Each chapter looks at the complex cycles of violence and peace in northern Mexico during the late eighteenth century. Spanish officials had a conflicting directive to follow, as certain viceregal policies from Mexico City urged a "pacification" and the formation of a material dependency for the Apaches while others pushed for their military dispersal. Neither policy was implemented fully but bits and pieces of it were, causing strange extremes between crazy Cormac McCarthy-style babies-on-spikes violence and the use of military presidios or forts as centers for distributing goods like sugar and corn to semi-sedentary Apache groups.

Franz Fanonipants
7th March 2012, 23:15
reading The Great Arab Conquests: How The Spread of Islam Changed The World We Live In (http://books.google.com/books/about/The_great_Arab_conquests.html?id=QNsCPOnTfhoC) at the methodology part in the beginning. will write more.

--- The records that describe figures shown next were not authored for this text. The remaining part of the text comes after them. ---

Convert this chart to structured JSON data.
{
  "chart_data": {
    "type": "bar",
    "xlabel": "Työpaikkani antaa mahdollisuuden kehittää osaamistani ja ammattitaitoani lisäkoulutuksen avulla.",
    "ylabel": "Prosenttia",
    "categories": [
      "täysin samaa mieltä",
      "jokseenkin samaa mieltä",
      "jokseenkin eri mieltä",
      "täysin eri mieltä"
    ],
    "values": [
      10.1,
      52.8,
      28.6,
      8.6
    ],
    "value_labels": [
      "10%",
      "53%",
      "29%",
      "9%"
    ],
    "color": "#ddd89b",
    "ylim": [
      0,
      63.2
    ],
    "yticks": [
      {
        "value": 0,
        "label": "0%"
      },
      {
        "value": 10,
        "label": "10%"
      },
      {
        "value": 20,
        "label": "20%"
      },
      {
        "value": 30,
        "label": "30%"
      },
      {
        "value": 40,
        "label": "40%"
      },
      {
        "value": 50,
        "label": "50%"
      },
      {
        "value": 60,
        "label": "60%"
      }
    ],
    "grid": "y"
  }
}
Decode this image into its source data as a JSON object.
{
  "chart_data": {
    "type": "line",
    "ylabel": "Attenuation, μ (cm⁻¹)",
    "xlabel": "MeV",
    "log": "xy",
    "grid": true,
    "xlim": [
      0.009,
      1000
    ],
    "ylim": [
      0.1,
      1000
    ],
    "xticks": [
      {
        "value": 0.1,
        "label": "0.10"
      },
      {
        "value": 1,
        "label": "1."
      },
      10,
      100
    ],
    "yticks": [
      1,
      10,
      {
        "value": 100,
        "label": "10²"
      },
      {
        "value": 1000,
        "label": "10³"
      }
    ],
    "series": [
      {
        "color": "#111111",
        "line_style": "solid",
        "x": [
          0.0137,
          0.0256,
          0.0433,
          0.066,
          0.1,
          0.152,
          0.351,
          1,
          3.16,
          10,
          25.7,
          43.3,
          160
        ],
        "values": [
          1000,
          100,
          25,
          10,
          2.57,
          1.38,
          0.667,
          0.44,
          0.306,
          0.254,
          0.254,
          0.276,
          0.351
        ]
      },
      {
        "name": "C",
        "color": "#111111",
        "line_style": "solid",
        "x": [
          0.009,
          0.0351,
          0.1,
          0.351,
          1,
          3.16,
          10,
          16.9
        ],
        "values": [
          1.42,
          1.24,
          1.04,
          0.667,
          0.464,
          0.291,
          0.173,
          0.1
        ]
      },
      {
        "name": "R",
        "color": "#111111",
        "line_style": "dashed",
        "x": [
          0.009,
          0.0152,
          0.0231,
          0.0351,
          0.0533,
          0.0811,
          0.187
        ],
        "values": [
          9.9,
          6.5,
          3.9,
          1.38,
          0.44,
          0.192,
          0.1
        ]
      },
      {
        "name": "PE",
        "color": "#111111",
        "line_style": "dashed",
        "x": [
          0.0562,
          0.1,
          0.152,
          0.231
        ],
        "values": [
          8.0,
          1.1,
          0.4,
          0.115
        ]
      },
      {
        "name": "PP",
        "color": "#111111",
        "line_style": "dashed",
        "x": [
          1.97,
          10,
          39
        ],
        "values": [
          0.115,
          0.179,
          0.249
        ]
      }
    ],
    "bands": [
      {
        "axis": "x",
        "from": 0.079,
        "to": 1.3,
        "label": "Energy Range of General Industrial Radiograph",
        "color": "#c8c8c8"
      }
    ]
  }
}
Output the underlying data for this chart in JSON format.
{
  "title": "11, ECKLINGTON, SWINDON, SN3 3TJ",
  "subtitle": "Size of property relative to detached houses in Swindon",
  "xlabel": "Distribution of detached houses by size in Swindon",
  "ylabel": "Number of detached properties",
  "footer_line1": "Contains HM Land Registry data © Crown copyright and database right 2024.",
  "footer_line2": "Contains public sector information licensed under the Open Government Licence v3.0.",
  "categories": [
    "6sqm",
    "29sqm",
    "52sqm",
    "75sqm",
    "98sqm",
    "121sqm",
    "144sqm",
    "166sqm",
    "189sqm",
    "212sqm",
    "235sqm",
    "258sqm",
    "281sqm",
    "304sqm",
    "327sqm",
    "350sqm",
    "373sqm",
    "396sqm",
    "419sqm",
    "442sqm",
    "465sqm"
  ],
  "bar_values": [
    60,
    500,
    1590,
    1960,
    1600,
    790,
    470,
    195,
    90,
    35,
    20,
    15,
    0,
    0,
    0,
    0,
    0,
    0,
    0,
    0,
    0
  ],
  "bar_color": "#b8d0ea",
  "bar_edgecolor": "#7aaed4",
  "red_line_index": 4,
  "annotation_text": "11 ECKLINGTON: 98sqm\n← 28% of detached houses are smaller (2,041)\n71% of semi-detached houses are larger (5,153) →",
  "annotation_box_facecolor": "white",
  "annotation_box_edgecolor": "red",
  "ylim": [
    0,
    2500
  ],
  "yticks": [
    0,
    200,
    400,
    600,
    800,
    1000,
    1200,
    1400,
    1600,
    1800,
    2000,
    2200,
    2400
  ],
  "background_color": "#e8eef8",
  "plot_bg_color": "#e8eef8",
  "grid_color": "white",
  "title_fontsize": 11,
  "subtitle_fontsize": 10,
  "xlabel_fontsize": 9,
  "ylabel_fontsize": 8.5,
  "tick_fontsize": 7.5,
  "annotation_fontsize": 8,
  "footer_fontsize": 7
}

just read Sojourners in a Strange Land: Jesuits and Their Scientific Missions in Late Imperial China (http://books.google.com/books?id=91Kdmi0X3fkC&printsec=frontcover&dq=sojourners+in+a+strange+land&hl=en&sa=X&ei=BOtXT9vpDKPr0gHN3Ni_Dw&ved=0CDkQ6AEwAA#v=onepage&q=sojourners%20in%20a%20strange%20land&f=false) for the same class. i guess a lot of people were pissed that it was not about chinese-jesuit relationships, but actually about the Jesuit invention of the scholar-missionary figure as a literary representation of themselves in China to Europeans but it was pretty interesting. structurally every other chapter presented a literary form used by the Jesuits to project a certain impression of themselves as scholar-missionaries, then is followed by secular or non-Jesuit European responses. obviously Hsia was limited in her sources, but i think the book is pretty interesting if weirdly argued in spots.

Invader Zim
7th March 2012, 23:22
Joe Moran, On Roads: A Hidden History.

http://www.amazon.co.uk/Roads-Hidden-History-Joe-Moran/dp/1846680603/ref=sr_1_1?ie=UTF8&qid=1331162529&sr=8-1

Tis good.

Os Cangaceiros
7th March 2012, 23:39
What exactly is a monograph.

My understanding was always that it was an academic-type book, usually published by a university press, that dealt with some kind of microscopic aspect of history, like Cod Fishing in Icelandic Culture: 1805-1810. But I guess it's really just any book about history or science?

Franz Fanonipants
7th March 2012, 23:45
yeah usually its just a snobby discipline-specific way of saying a book by a single author

shit i guess edited anthologies/edited primary source reading you are doing works here too

Os Cangaceiros
8th March 2012, 00:07
Ok then. Last one I read was "Violent Politics: A History of Insurgency, Terrorism and Guerrilla War, from the American Revolution to Iraq" by William Polk. The author is an old professor/government official, but he's got a good sense of humor and the book is an entertaining read about what makes guerrillas successful and what makes them unsuccessful.

groups covered:
American revolutionary terrorists during the American Revolution
Spanish guerrillas against Napoleon
Filipino guerrillas against Spain, the USA, and Japan
Irish resistance pre and post IRA
Tito's partisans during WW2
Greek EAM partisans during WW2, and afterwards when they got sold out by the USSR
The Kenyan Mau Mau rebellion
The Algerian war of independence
Vietnam war against the French and Americans
Afghan resistance against the British and the USSR

Then there's a conclusion in which he basically goes on an extended screed about how stupid the American government is in regards to Iraq/Afghanistan, and how apparently they've learned nothing about how insurgents attain success or failure (success in an insurgency, he argues, is 80% about winning the political war, 15% about destroying the occupation government's ability to function and govern, and 5% about the actual military aspect of the conflict).